There is so much wrong with the Affordable Care Act it is difficult to know where to start. According to a recent article in JAMA, I learned that Accountable Care Organizations (ACOs) are charged with improving the quality of care for Medicare patients at less cost. Any psychiatrist in the country who has witnessed the decimation of mental health care justified by that same rhetoric should be skeptical. 

So far the government has been again engaged in a highly coordinated effort to get the ACO initiative up and running. On October 20, 2011 the final rules for ACOs were released and on that same day the Federal Trade Commission and Department of Justice provided guidelines to address the antitrust issues of ACOs.  The JAMA article discusses five major issues related to the creation of ACO's many of which are unrealistic. As an example the antitrust guidelines suggest that ACOs that have a less than 30% market share are "highly unlikely to raise antitrust concerns".  In that landscape, the government expects that ACO's will develop and use quality measures, avoid exclusive relationships with hospitals and specialists, avoid cost shifting via the leverage of large physician groups to private payers, and be monitored to avoid gaming the risk-adjustment scheme. All of these dimensions are highly problematic.

The most problematic aspect of the Affordable Care Act is the same problem that every major piece of legislation in the United States has and that is that nobody reads it. I have seen quotes on how large the actual bill is ranging from 1000 pages to 2700 pages.  I first became aware of the fact that hardly anyone in Congress reads large bills in 2003. At that time I was following the progress of HR 1 (The Medicare Prescription Drug Bill).  I was watching C-SPAN and Sen. Harkin commented that the 1000 page bill was delivered to members of Congress on Thursday morning so that they could debate it on the weekend and vote on Monday morning. He was the first of many senators to acknowledge the fact that nobody would ever read the bill.

At the time I thought that disclosure was astounding. Here we have members of Congress whose full-time job is to design legislation and they are not actually reading and debating a bill that regulates a huge part of the economy and most people's healthcare. I won't even go into the fact that the pharmaceutical lobby was so satisfied with the final result that most of them left town on Friday.

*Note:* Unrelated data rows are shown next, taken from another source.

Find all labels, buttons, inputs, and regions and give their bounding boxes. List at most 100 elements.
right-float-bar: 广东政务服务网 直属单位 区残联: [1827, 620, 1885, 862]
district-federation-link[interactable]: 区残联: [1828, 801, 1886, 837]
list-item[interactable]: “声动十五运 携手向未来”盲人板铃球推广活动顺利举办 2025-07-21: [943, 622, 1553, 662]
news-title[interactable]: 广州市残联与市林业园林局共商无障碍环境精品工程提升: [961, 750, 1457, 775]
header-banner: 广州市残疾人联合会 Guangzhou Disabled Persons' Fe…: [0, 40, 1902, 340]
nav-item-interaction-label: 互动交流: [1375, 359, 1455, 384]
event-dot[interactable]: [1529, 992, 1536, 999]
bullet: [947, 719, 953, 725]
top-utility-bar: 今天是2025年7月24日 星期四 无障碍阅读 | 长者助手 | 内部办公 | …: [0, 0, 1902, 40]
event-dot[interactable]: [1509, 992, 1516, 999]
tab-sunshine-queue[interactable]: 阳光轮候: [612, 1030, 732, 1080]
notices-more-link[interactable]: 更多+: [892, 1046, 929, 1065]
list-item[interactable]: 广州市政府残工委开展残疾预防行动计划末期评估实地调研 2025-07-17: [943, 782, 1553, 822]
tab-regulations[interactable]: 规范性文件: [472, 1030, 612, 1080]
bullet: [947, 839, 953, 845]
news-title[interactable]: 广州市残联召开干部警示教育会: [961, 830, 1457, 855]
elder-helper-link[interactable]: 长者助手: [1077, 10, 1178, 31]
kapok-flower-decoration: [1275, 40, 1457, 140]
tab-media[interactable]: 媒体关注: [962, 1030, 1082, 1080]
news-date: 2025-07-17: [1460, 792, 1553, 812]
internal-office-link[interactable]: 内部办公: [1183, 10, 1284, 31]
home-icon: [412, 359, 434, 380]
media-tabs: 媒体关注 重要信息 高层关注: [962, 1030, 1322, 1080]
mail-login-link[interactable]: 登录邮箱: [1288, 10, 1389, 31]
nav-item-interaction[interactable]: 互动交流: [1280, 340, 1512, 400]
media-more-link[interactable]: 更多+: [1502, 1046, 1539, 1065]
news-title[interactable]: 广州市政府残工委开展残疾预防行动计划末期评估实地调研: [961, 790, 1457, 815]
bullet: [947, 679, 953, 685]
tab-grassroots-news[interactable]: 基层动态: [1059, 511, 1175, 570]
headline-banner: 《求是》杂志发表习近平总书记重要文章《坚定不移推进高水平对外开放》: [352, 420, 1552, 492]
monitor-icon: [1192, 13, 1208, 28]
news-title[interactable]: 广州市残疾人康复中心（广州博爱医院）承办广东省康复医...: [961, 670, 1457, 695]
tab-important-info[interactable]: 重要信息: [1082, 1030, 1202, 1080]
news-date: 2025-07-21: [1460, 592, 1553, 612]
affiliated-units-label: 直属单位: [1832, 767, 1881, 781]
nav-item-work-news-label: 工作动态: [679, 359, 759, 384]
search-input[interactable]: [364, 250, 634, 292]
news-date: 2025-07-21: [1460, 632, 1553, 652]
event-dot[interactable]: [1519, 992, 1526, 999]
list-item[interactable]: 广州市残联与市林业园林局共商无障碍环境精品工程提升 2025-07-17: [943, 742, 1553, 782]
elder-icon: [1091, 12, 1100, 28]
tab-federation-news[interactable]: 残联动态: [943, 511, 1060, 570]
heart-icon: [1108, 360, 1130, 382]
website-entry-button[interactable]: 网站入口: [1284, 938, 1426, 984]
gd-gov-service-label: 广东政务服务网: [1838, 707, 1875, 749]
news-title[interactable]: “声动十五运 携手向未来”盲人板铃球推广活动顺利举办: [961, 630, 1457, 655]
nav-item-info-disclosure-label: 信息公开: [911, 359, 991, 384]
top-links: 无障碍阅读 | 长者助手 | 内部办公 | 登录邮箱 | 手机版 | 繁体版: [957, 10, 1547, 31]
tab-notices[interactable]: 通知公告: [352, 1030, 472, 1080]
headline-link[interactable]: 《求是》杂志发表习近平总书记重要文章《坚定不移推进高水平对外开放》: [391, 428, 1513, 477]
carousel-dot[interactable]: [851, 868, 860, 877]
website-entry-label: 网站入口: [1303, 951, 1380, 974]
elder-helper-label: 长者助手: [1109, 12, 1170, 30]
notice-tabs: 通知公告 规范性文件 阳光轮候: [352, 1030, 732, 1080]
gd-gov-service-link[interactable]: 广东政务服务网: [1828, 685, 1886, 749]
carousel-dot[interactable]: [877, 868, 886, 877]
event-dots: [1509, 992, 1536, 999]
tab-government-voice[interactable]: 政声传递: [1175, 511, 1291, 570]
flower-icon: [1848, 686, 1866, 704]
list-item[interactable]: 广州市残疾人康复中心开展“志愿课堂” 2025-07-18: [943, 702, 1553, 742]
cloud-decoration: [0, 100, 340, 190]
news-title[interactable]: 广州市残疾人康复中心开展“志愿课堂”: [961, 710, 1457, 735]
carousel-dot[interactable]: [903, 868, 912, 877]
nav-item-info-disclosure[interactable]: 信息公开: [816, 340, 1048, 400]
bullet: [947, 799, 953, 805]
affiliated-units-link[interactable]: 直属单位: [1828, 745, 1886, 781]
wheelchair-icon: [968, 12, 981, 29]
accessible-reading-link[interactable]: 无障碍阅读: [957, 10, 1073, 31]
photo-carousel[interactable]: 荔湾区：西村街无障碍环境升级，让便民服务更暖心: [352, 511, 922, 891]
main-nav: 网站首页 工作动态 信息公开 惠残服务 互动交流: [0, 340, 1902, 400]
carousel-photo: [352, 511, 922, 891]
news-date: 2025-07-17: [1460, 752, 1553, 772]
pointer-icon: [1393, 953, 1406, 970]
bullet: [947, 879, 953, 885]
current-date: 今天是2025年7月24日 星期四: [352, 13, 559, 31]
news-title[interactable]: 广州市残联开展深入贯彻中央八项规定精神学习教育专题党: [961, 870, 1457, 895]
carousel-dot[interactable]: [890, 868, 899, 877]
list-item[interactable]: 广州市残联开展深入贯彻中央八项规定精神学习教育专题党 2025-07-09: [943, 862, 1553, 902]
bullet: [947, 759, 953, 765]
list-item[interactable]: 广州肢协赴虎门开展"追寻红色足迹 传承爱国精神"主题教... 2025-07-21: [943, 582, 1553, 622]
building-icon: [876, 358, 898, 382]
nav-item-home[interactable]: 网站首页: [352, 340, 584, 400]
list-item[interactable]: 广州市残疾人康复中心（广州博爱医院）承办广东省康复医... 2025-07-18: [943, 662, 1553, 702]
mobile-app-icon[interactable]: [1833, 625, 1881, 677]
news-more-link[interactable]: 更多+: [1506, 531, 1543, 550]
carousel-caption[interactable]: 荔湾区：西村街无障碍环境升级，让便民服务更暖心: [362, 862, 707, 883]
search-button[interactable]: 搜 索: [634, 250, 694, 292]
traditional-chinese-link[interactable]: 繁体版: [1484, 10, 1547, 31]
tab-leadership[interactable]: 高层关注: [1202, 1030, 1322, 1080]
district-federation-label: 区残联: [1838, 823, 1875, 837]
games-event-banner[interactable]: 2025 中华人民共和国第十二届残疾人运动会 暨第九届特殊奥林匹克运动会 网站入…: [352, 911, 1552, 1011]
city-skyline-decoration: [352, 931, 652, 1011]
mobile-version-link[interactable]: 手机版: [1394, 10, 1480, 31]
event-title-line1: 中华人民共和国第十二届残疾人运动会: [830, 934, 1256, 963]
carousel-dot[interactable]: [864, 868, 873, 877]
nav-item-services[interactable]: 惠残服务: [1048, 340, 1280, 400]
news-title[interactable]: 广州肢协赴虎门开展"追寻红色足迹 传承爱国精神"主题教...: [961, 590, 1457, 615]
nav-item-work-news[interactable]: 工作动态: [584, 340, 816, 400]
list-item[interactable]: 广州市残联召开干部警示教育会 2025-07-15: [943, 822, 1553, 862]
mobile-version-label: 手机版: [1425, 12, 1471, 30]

The Affordable Care Act provides us with a new insight into how our government operates. In this case the constitutionality of the bill is also being debated and that was presented to the Supreme Court about two weeks ago. In the Wall Street Journal article it is official that Supreme Court justices are no more likely to read the bill than members of Congress. Justice Scalia is quoted: "You really want us to go through these 2,700 pages? And do you really expect the court to do that? Or do you expect us to give this function to our law clerks?"  We have a check and balance system set up where the check and balance is as defective as the original process.

The overall process here illustrates why it was doomed from the start. The Affordable Care Act is a highly experimental piece of legislation at best. In order for it to function as advertised many unlikely events will need to occur. That would seem obvious to any intelligent person reading the bill but as we have determined there are no members of Congress and no justices in the Supreme Court that will actually do that.

George Dawson, MD, DFAPA


Wall Street Journal. "Complexity is Bad for Your Health" April 8, 2012.

Dawson G.  Medicare Drug Bill #1,  #2,  #3  Three real time posts on my observations on the Medicare Prescription Drug Bill in 2003.


Schleffer RM, Shortell SM, Wilensky GR.  Accountable Care Organizations and Antitrust: Restructuring the Health Care Market.  JAMA. 2012;307(14):1493-1494.